Reading Online Novel

The Memory of Blood(8)



‘I didn’t mean to cause any trouble,’ said Anna when May had gone. Bryant looked at her anxious brown eyes and his heart softened. He could see her history laid out before him as neatly as parts in a model aircraft kit. Erudite and quick-witted but nervous and lacking in confidence, afflicted with apology, generous but broke, partnerless, the renter of a one-bedroom flat in Stepney or Bermondsey, a solitary drinker, underpaid and underappreciated, she was probably still dominated by her mother.

All this could be easily read by anyone with a vaguely Holmesian turn of mind. Anna Marquand’s plastic shopping bag was from a cheap supermarket usually situated in the wrong end of a high street, where the rental prices were lower. In the bag he could see a loaf of white processed bread and a half litre of Gordon’s gin—if she lived with a partner, she’d probably have bought a full-sized bottle. There was also a packet of menthol cigarettes in there, but Anna wasn’t a smoker. Not a man’s brand, but one popular with older women starting to worry about their health. She had recently given money to charity—there was a sticker from the National Society for the Prevention of Cruelty to Children on her jacket. There was also a slim paperback of Robert Browning’s poetry collection Men and Women in the pocket. Her hair was a mess and the ballpoint pen she had laid on the table was badly chewed. Bryant wanted to clasp her hands and tell her to be as strong as she felt inside.

‘I can’t stay long, I’m afraid,’ she told him. ‘Since my father died I’ve been looking after my mother, and she doesn’t like to be left alone. Our neighbourhood—well, there’s been trouble before. You said you didn’t want to keep the original notes and documents, so once I’d inputted them I made a single copy on disc and wiped my hard drive. I usually just return the material, because I don’t like to leave potentially sensitive documents lying around on an old computer somewhere.’ She removed a clear plastic slipcase from her shopping bag and handed it to him.

‘Have you got a pen?’ Bryant asked. ‘I’ll forget what it is otherwise.’ She handed him a felt-tip and he scribbled his name across the disc’s label. ‘Mind you, I’m just as liable to leave it on the bus. I got a terrible ear-bashing for losing the cremated remains of our coroner.’

‘I keep a safe at home. My academics are paranoid about their work, so I always shred their annotated copies once I’ve retyped them and file away my version. You’d be surprised what I get sent—Ministry of Defence work, big oil companies … I feel like a spy sometimes. Except it’s mostly boring technical stuff. I enjoyed doing your book, though. A breath of fresh air for me.’

‘Then perhaps you’d better keep hold of this.’ Bryant handed the disc back. ‘Your hands are clearly safer than mine.’

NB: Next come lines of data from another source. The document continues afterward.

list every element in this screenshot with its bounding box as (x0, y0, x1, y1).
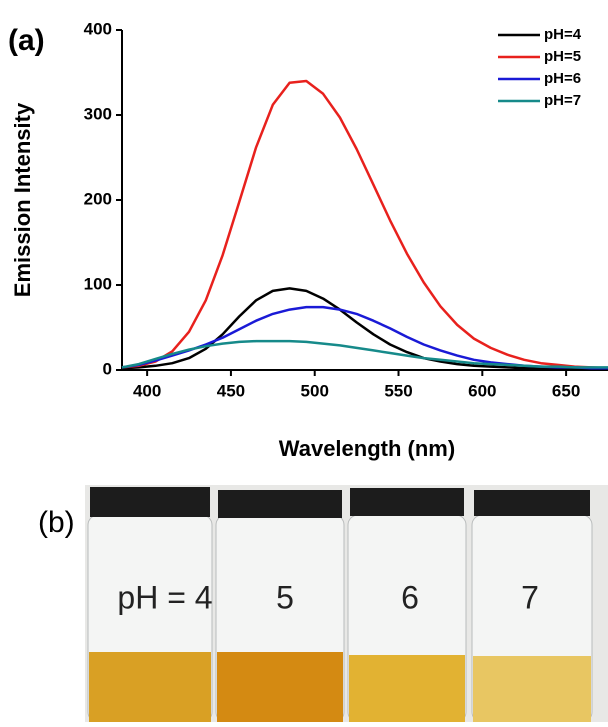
vial-label: pH = 4 (117, 579, 212, 615)
y-tick-label: 100 (84, 274, 112, 293)
plot: 0 100 200 300 400 400 450 500 550 600 650 pH=4 pH=5 p… (84, 19, 608, 400)
panel-label: (a) (8, 24, 45, 57)
legend-label: pH=4 (544, 26, 582, 43)
vial-label: 5 (276, 579, 294, 615)
vial-label: 6 (401, 579, 419, 615)
legend-label: pH=5 (544, 48, 581, 65)
liquid (473, 656, 591, 722)
liquid (217, 652, 343, 722)
series-line (121, 305, 608, 370)
x-tick-label: 450 (217, 381, 245, 400)
x-axis-label: Wavelength (nm) (279, 436, 455, 461)
vial-cap (218, 490, 342, 518)
vial-cap (90, 487, 210, 517)
x-tick-label: 550 (384, 381, 412, 400)
vial-label: 7 (521, 579, 539, 615)
vial-cap (474, 490, 590, 516)
legend-label: pH=7 (544, 92, 581, 109)
panel-label: (b) (38, 506, 75, 539)
x-tick-label: 650 (552, 381, 580, 400)
series-line (121, 79, 608, 370)
liquid (349, 655, 465, 722)
y-tick-label: 400 (84, 19, 112, 38)
liquid (89, 652, 211, 722)
series-line (121, 339, 608, 369)
photo: (b) pH = 4 5 6 7 (38, 485, 608, 723)
series-line (121, 287, 608, 371)
x-tick-label: 400 (133, 381, 161, 400)
y-axis-label: Emission Intensity (10, 102, 35, 297)
y-tick-label: 0 (103, 359, 112, 378)
y-tick-label: 300 (84, 104, 112, 123)
legend-label: pH=6 (544, 70, 581, 87)
x-tick-label: 500 (301, 381, 329, 400)
x-tick-label: 600 (468, 381, 496, 400)
y-tick-label: 200 (84, 189, 112, 208)
vial-cap (350, 488, 464, 516)
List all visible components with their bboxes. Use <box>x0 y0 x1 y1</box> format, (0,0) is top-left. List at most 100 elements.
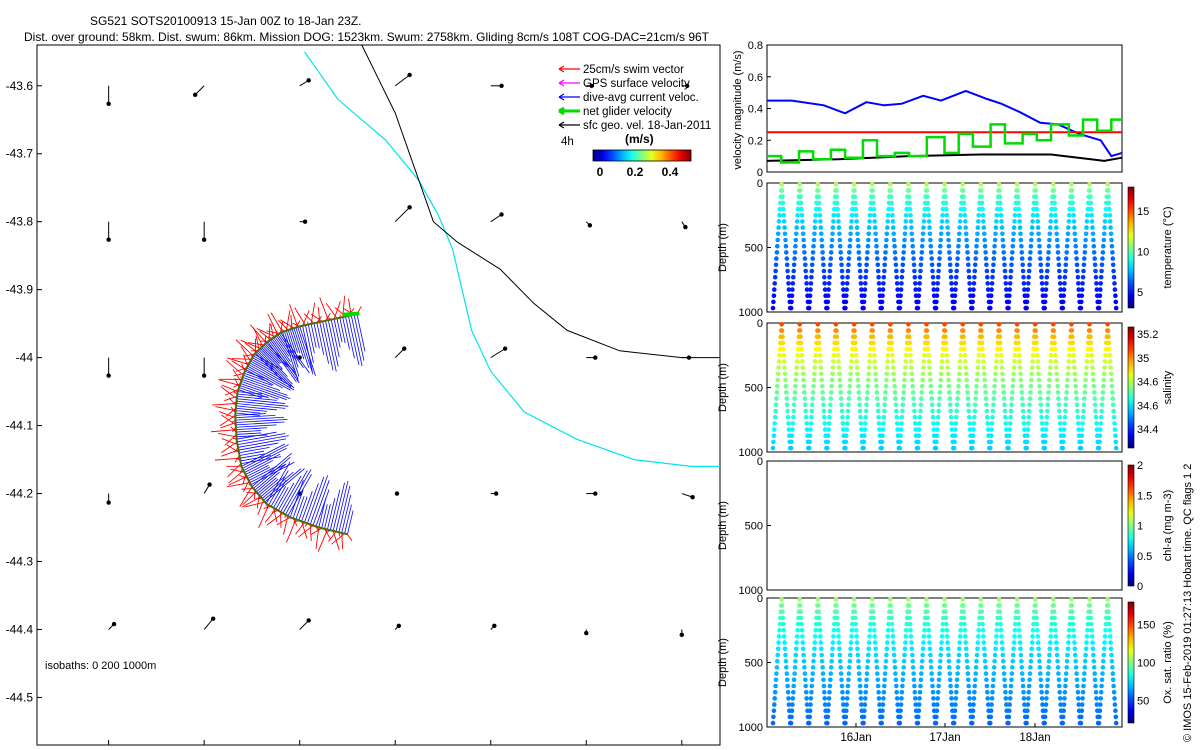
section-data-point <box>1010 652 1016 658</box>
section-data-point <box>1092 402 1098 408</box>
section-data-point <box>838 390 843 395</box>
section-data-point <box>780 194 785 199</box>
section-data-point <box>891 225 896 230</box>
section-data-point <box>797 182 802 187</box>
section-data-point <box>964 652 969 658</box>
section-data-point <box>1089 359 1095 364</box>
section-data-point <box>1066 634 1072 639</box>
section-data-point <box>871 621 877 627</box>
section-data-point <box>980 206 985 212</box>
section-data-point <box>976 213 981 218</box>
section-data-point <box>771 299 776 305</box>
dive-avg-current-vector <box>332 482 345 532</box>
swim-vector <box>232 369 242 382</box>
section-data-point <box>1103 628 1108 633</box>
section-data-point <box>820 671 826 676</box>
section-data-point <box>1091 243 1097 249</box>
section-data-point <box>827 689 832 695</box>
section-data-point <box>970 433 976 439</box>
section-data-point <box>925 615 931 621</box>
section-data-point <box>843 439 849 445</box>
dive-avg-current-vector <box>237 395 277 401</box>
section-data-point <box>929 677 935 683</box>
section-data-point <box>891 640 896 645</box>
section-data-point <box>980 353 986 358</box>
section-data-point <box>807 299 812 305</box>
section-data-point <box>1062 421 1067 426</box>
section-data-point <box>956 243 961 249</box>
dive-avg-current-vector <box>339 317 346 344</box>
section-data-point <box>781 634 787 639</box>
section-data-point <box>875 268 881 274</box>
section-data-point <box>947 250 952 255</box>
dive-avg-current-vector <box>235 424 277 428</box>
section-data-point <box>934 293 940 299</box>
section-data-point <box>944 621 949 627</box>
section-data-point <box>892 665 898 670</box>
dive-avg-current-vector <box>253 456 291 489</box>
section-data-point <box>1002 268 1008 274</box>
section-data-point <box>809 268 815 274</box>
dive-avg-current-vector <box>263 344 282 364</box>
section-data-point <box>946 383 952 389</box>
dive-avg-current-vector <box>277 482 295 511</box>
section-data-point <box>846 671 852 676</box>
section-data-point <box>972 262 978 268</box>
section-data-point <box>1035 353 1040 358</box>
section-data-point <box>844 433 849 439</box>
section-data-point <box>775 237 780 243</box>
section-data-point <box>1051 328 1056 333</box>
section-data-point <box>880 708 885 713</box>
section-data-point <box>1021 274 1026 280</box>
section-data-point <box>779 182 784 187</box>
section-data-point <box>944 628 950 633</box>
section-data-point <box>1099 268 1104 274</box>
section-data-point <box>784 677 790 683</box>
section-colorbar-tick: 150 <box>1137 620 1155 632</box>
section-data-point <box>831 353 837 358</box>
section-data-point <box>997 340 1003 346</box>
section-data-point <box>809 262 815 268</box>
section-data-point <box>875 396 880 401</box>
dive-avg-current-vector <box>236 427 268 431</box>
section-data-point <box>906 194 912 199</box>
section-data-point <box>1003 281 1009 286</box>
section-data-point <box>777 628 782 633</box>
sfc-geo-arrow-head <box>587 223 593 228</box>
section-data-point <box>973 396 978 401</box>
section-data-point <box>819 658 825 664</box>
section-data-point <box>924 188 930 193</box>
section-data-point <box>1038 262 1044 268</box>
section-data-point <box>811 243 816 249</box>
section-data-point <box>870 609 876 614</box>
section-data-point <box>1074 256 1079 261</box>
section-data-point <box>1006 305 1011 311</box>
section-data-point <box>951 305 957 311</box>
dive-avg-current-vector <box>329 489 341 531</box>
section-data-point <box>1012 219 1017 224</box>
copyright-note: © IMOS 15-Feb-2019 01:27:13 Hobart time.… <box>1182 464 1194 742</box>
swim-vector <box>238 474 248 480</box>
section-data-point <box>956 383 961 389</box>
section-data-point <box>1060 305 1066 311</box>
section-data-point <box>839 408 845 414</box>
section-data-point <box>937 256 942 261</box>
sfc-geo-arrow-head <box>584 630 589 636</box>
section-data-point <box>810 256 815 261</box>
section-data-point <box>793 658 798 664</box>
section-data-point <box>1054 640 1059 645</box>
section-data-point <box>849 353 855 358</box>
section-data-point <box>909 225 914 230</box>
section-data-point <box>974 658 979 664</box>
section-data-point <box>1053 359 1059 364</box>
section-data-point <box>1102 634 1108 639</box>
section-data-point <box>852 334 858 340</box>
sfc-geo-arrow <box>108 621 117 630</box>
section-data-point <box>964 243 970 249</box>
section-data-point <box>1087 182 1092 187</box>
section-data-point <box>947 402 953 408</box>
dive-avg-current-vector <box>289 329 298 353</box>
section-data-point <box>929 396 934 401</box>
section-data-point <box>1105 182 1110 187</box>
section-data-point <box>1020 262 1025 268</box>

Anna rose to go. ‘I must be heading home. My mother will worry.’

‘Well, I’ll see you at the launch party. I mean, it’ll just be a drink in a scruffy old pub, but—’

‘I’d like that very much.’

‘So would I,’ said Bryant, offering up such a genuine smile that his false teeth nearly fell out.

On his way back up to the office, he realised he had really taken quite a shine to Miss Marquand, and decided he would try to find a way to help her. Perhaps Raymond Land could be persuaded to employ her in some freelance capacity—provided he didn’t stumble across her exposure of his wife’s extramarital sex life first.





‘There’s nothing more exhausting than an entire roomful of people calling each other darling,’ declared Mona Williams. The veteran actress cast a jaded eye around the crowded penthouse apartment. ‘God, when I was in Brecht’s The Caucasian Chalk Circle, the conversation was a bloody sight more enlivening than tonight’s, and I was playing a goat farmer. Is there any more red wine?’

‘They’ve probably run out. You know how cheap our host is. Oh, he’s clever, of course, but so unbearably common.’ Neil Crofting ran a hand ineffectually around the crown of his head, a habit he had lately picked up to indicate that his hair was real, although everyone knew it was not. Before curtain-up it sat on a false head in his dressing room and was carefully brushed prior to every performance. Neil and Mona had once been a successful song and dance double act, but by the eighties they were cajoling disinterested punters through lounge sets in third-rate supper clubs. They continued to audition with grim dignity, but now listed only Shakespeare and Noel Coward roles on their CVs. After her third drink, Mona would reminisce about the time Olivier coached her through ‘Gertie’ in Hamlet. After his third drink, Neil would reach for a fourth.